Why have United Utilities banned paddleboarding?

The interest in paddlesports has risen sharply over the past few years, fueled in particular by the pandemic and an urge for many to enjoy the great outdoors during lockdowns. United Utilities issued a statement advising that paddleboarding put users at risk of spending long periods in the water and that as reservoirs are ‘operational assets’, they were ‘unsuitable’ for such activities. United Utilities also said that while paddleboarding can take place under existing licenses (on five of its 170 reservoirs)  they would not be granting new licenses for paddleboarding.

Who is affected by this ban?

It’s not just SUP’ers who are now restricted to where they can practice, it also affects numerous clubs and organisations who have extended their activities over recent years to accommodate the popularity of the sport – many of which are still recovering from the economic effects of the pandemic.

Why is this decision so controversial?

In addition to the above, British Canoeing and RYA have since approached United Utilities over some of the points it made about paddleboarding. British Canoeing has said that it “fundamentally disagrees with the assessment that “paddle-boarding and other water sports often result in time spent in the water, exposing users to the associated risks.” 

Both organisations have joined forces to challenge the notion that paddleboarding is any riskier than watersports like windsurfing. Others add that SUPers usually have to register with clubs before using sites and undergo a basic level of training to reduce their level of risk on the water. A ‘buddy system’ is usually the norm for any new SUPers to clubs.

Where can I paddleboard now?

The five United Utilities sites that still permit paddleboarding are: Fishmoor in Blackburn, Lower Rivington, High Rid and Jumbles in Bolton, and Hollingworth Lake, Rochdale. We’ve listed a few details below.

The Anderton Centre at Lower Rivington

Postcode: PR6 9HG

The Anderton Centre hosts outdoor activity sessions on Lower Rivington and High Rid, including SUP, canoeing and kayaking. The Paddle Sports club runs paddleboard sessions on Wednesday evenings during British Summer Time. The centre also offers Pay and Play sessions on Saturdays throughout the summer months, where for £12 you can hire out paddleboards and safety equipment. Sessions are supervised but no formal instructions are given. 

https://andertoncentre.co.uk/

Fishmoor

Postcode: BB1 2LL

Run by the Lancashire School Sailing Association, the facilities at Fishmoor have grown considerably in size since 1981. The SUP season at Fishmoor is generally from Easter through to September (weather dependant!)  Most paddling sessions are organised via community groups although there are opportunities and events throughout the year for non-members to join in.

https://www.lancashireschoolsailing.org/

Hollingworth Lake

Postcode: OL15 0DQ 

The Water Activity Centre at Hollingworth Lake in Rochdale lays out a few options for paddleboarding,  including adult tester sessions for beginners – held under the supervision of instructors; and private tuition (either 1:1 or 2:1) for anyone of any ability.
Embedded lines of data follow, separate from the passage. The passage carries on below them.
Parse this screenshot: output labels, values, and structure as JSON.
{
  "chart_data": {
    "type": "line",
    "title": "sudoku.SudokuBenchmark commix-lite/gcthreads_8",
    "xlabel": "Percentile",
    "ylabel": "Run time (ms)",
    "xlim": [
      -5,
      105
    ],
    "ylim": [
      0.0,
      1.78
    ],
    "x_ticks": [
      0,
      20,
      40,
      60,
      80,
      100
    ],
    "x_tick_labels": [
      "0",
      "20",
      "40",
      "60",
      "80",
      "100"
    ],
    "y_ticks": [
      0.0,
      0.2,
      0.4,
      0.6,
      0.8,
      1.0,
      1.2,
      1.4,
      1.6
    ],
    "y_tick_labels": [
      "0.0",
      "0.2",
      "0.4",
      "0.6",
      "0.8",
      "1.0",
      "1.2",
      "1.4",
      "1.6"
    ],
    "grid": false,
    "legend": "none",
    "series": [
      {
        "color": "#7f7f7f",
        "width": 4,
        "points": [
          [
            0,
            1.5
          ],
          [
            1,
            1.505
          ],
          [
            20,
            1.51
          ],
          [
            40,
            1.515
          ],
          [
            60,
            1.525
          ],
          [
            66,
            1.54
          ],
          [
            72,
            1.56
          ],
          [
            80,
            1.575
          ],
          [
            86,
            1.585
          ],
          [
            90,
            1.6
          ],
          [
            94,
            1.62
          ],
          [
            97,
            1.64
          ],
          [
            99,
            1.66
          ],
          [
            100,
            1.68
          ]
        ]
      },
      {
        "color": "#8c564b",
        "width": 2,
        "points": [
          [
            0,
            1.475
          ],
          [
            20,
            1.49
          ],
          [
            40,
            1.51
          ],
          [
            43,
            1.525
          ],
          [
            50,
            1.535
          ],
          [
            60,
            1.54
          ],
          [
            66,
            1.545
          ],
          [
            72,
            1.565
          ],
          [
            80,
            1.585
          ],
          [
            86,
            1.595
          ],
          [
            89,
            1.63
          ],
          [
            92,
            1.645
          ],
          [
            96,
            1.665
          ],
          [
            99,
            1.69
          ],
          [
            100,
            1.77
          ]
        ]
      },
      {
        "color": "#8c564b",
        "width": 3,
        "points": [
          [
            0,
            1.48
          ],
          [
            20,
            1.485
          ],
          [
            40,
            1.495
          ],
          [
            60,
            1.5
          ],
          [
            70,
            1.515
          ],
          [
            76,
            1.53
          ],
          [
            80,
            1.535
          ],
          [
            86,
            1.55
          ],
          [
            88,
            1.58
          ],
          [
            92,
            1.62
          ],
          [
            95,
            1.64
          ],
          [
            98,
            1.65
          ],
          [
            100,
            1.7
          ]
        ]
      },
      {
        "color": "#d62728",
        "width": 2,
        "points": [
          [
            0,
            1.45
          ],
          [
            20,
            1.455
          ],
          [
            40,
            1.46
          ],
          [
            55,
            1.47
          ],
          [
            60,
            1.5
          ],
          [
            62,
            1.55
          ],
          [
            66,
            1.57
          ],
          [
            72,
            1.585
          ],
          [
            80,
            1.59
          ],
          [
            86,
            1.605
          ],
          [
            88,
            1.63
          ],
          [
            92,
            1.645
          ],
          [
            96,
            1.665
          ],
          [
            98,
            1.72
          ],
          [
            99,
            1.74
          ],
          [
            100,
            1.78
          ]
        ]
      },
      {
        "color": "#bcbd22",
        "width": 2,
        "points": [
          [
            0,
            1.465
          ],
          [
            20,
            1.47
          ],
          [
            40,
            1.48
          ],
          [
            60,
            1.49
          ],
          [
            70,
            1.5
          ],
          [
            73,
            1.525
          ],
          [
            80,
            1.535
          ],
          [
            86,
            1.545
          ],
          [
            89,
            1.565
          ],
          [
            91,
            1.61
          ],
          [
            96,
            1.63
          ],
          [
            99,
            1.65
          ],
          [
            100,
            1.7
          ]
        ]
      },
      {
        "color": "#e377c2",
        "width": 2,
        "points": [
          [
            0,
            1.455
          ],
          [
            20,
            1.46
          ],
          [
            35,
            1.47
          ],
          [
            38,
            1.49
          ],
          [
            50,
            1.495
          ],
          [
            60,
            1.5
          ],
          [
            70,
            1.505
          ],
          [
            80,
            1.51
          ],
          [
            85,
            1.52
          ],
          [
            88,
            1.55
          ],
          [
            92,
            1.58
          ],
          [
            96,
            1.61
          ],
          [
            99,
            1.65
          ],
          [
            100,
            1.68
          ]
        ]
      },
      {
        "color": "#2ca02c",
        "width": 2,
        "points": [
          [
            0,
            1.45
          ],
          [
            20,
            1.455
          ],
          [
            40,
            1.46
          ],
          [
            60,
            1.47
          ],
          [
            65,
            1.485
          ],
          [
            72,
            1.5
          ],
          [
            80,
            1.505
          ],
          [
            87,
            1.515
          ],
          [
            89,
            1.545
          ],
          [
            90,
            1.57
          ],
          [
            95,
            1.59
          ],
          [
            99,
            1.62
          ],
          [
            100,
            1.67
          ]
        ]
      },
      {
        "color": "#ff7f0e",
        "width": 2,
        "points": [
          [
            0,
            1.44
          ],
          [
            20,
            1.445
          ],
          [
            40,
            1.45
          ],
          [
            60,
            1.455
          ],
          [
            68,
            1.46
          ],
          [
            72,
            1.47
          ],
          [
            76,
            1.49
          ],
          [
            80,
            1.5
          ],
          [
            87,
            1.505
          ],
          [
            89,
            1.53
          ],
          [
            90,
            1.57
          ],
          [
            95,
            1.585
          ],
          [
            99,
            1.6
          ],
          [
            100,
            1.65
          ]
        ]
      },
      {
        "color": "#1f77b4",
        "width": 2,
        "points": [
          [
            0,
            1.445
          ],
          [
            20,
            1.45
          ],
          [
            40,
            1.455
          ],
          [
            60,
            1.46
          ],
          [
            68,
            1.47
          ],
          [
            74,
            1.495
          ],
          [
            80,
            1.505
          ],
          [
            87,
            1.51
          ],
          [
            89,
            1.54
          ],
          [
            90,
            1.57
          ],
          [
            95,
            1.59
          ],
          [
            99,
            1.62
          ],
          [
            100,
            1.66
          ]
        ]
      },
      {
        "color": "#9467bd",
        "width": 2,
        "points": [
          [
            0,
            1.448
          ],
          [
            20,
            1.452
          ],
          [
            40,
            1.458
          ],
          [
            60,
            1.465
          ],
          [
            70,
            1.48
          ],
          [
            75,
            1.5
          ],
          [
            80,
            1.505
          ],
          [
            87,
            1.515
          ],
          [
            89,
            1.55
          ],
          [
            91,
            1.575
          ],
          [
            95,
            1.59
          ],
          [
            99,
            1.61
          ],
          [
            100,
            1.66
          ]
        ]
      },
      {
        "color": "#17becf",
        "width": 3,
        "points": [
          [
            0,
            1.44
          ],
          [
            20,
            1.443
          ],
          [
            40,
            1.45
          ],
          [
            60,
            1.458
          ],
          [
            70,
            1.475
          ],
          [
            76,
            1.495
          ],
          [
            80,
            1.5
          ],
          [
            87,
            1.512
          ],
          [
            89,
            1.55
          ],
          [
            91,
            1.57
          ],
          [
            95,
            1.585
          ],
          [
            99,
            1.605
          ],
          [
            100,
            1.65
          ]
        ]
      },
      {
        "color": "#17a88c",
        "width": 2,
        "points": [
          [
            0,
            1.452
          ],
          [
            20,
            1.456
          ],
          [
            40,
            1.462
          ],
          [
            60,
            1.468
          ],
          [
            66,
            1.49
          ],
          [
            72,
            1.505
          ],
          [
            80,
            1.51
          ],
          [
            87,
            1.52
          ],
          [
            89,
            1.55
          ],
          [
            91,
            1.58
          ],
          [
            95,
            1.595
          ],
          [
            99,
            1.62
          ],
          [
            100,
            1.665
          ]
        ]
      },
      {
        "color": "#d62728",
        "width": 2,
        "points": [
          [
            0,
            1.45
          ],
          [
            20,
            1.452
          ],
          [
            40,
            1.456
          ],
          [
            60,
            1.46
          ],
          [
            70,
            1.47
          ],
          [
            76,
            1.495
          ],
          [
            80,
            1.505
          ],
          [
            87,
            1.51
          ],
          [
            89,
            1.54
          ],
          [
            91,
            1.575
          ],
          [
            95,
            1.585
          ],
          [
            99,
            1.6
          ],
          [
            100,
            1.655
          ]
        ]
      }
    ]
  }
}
Paddleboard hire sessions are also available on Thursday evenings and weekend afternoons. All sessions need to be booked in advance online.

https://www.yourtrustrochdale.co.uk/activities/paddlesports/

Don’t forget there are other areas of the UK that offer amazing opportunities for SUPing. Many of which are accessible from the northwest of England.   Check out our blog post here for some top UK paddling spots, as recommended by one of our SUP ambassadors.

As we’ve seen here, terms and conditions around SUPing can change over time, so it’s worth checking your plans in advance with the relevant centre or trust before setting off on any long-distance adventures!